I was always dreaming of running a successful startup company and now I do… but to get there I failed several times, had to work quite a few years doing consulting gigs to many customers (and some of them I didn’t like) in the morning and working on my startup ideas at night, but it paid off.
My goal was clear and was long term. So I stuck to it, persevered and achieved it… and now I have new, bigger goals. Wasn’t easy, but hey, it was worth it.
Another example - a person I know had a goal to be a lawyer in a top-law firm. To get there she went through internships in many law firms, but always made sure the new one was better than the current one. Sometimes the pay was good, sometimes it was lousy. The pay (short-term gain) didn’t matter, her goal was to make sure each new job was better in terms of her personal development than the past one and she did get to the top eventually. Short-term gains didn’t stop her from the long-term goal.
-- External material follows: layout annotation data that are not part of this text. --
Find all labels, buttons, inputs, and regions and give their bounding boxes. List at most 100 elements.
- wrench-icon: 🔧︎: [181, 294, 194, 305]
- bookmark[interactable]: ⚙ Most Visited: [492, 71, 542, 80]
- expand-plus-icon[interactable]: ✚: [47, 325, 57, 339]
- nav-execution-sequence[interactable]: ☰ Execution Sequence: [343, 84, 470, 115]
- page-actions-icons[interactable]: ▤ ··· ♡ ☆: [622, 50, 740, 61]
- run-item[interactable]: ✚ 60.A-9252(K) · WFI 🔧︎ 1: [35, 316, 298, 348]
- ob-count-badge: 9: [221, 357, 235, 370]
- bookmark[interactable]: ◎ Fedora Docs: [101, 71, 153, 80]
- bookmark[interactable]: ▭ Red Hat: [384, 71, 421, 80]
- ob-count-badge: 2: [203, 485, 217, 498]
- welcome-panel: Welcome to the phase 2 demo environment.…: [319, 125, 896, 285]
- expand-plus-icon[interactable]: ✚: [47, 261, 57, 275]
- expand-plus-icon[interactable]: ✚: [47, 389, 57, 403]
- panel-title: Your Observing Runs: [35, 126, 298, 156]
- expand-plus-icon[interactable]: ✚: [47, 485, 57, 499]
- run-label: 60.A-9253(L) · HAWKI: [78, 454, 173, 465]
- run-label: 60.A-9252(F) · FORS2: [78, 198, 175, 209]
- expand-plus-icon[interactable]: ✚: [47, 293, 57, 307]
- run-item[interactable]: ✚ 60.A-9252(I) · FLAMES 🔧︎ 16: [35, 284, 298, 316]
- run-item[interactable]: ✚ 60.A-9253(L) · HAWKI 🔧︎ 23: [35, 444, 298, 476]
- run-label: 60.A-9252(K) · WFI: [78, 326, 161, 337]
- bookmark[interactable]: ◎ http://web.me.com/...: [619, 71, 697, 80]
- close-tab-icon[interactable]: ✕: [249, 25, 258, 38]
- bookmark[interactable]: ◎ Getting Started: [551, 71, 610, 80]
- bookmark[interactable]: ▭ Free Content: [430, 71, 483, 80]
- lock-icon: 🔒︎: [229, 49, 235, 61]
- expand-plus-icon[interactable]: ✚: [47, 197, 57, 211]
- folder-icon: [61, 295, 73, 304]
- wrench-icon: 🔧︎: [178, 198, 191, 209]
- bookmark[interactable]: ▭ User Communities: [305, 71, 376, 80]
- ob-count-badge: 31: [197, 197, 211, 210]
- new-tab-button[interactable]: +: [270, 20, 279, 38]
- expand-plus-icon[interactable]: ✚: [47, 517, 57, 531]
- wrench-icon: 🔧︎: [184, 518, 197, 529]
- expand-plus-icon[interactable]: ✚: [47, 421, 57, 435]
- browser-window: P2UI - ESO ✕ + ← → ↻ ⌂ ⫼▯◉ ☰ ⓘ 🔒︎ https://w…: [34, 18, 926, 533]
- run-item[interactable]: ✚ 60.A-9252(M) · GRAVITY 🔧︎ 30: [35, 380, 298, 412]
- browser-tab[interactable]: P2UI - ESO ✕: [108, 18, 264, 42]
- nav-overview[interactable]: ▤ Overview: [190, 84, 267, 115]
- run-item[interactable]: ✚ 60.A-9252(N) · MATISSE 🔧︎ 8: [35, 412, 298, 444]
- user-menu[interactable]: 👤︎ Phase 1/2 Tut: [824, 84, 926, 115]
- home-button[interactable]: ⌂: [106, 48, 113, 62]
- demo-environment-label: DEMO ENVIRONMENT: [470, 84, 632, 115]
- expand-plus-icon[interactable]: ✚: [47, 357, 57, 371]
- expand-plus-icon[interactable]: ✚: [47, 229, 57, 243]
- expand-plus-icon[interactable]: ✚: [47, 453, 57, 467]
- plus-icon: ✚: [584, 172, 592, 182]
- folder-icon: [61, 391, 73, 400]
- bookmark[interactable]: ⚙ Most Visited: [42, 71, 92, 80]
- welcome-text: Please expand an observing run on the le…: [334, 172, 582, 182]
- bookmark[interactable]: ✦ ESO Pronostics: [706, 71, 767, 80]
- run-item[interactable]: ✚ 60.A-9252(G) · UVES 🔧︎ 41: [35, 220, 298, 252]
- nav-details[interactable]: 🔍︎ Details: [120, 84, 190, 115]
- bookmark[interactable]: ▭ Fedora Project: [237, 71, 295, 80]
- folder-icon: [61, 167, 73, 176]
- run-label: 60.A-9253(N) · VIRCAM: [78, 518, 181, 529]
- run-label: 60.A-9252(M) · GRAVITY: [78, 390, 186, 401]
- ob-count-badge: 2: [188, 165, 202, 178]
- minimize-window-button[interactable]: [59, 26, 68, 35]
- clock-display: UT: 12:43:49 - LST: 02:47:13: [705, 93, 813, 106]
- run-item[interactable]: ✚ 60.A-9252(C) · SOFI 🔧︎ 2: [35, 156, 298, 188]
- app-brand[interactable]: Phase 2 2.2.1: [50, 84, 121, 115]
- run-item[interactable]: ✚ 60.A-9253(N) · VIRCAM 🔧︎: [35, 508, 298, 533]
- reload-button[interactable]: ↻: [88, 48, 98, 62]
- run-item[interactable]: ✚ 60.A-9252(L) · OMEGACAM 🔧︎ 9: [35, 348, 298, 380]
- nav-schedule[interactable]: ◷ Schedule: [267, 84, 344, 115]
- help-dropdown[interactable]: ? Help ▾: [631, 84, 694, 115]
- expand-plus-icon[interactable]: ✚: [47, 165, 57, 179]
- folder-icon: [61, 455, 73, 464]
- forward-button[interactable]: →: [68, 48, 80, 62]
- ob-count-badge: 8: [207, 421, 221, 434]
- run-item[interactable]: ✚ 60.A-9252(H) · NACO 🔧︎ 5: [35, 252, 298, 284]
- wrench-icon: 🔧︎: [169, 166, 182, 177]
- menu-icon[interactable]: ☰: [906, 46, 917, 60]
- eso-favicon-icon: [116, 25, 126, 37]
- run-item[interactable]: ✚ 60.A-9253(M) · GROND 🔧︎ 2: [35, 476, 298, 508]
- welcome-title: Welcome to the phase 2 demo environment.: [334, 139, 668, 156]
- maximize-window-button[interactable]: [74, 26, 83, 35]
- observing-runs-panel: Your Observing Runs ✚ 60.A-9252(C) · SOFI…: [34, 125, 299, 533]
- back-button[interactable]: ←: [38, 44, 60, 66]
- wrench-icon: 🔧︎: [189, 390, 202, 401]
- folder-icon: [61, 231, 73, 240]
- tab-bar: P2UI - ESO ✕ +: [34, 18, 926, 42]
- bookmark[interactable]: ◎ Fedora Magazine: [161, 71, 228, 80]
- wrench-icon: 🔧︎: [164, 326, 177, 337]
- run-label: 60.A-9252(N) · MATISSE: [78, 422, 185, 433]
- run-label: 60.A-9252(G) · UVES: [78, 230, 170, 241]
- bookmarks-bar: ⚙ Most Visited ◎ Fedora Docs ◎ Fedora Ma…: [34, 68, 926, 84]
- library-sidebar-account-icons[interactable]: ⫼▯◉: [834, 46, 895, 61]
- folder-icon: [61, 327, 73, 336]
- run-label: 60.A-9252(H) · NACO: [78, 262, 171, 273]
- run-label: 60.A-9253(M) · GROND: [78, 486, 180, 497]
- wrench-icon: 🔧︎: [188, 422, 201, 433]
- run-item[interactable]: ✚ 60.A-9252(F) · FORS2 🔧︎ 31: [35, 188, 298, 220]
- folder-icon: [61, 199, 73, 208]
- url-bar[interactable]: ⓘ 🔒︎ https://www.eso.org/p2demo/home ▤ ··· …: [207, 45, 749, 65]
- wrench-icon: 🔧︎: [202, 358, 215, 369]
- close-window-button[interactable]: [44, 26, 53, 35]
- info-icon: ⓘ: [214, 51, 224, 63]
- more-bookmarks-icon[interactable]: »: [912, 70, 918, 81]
Goals help you think big and steer your decisions
When you have goals you align your thinking to them. You make decisions according to your goals. You’re on a path of personal development. You plan your career the way you want it to be. Even if your goals change or you miss some of them, you can re-calibrate them later. The goals simply help you stay on your long term course. Even though the course can change, it’s better to go with one than without it.
I just don’t like the extremes. I like building habits and I like doing what excites me today. But I don’t like going the extreme and can’t imagine my life without goals and I will not encourage people to drop their goals. I see too many people aimlessly going through life, thinking short-term about their paychecks and next day rewards. Without clear goals it’s hard for them to get anywhere in the long run.
I still prefer to have goals. And what do you think?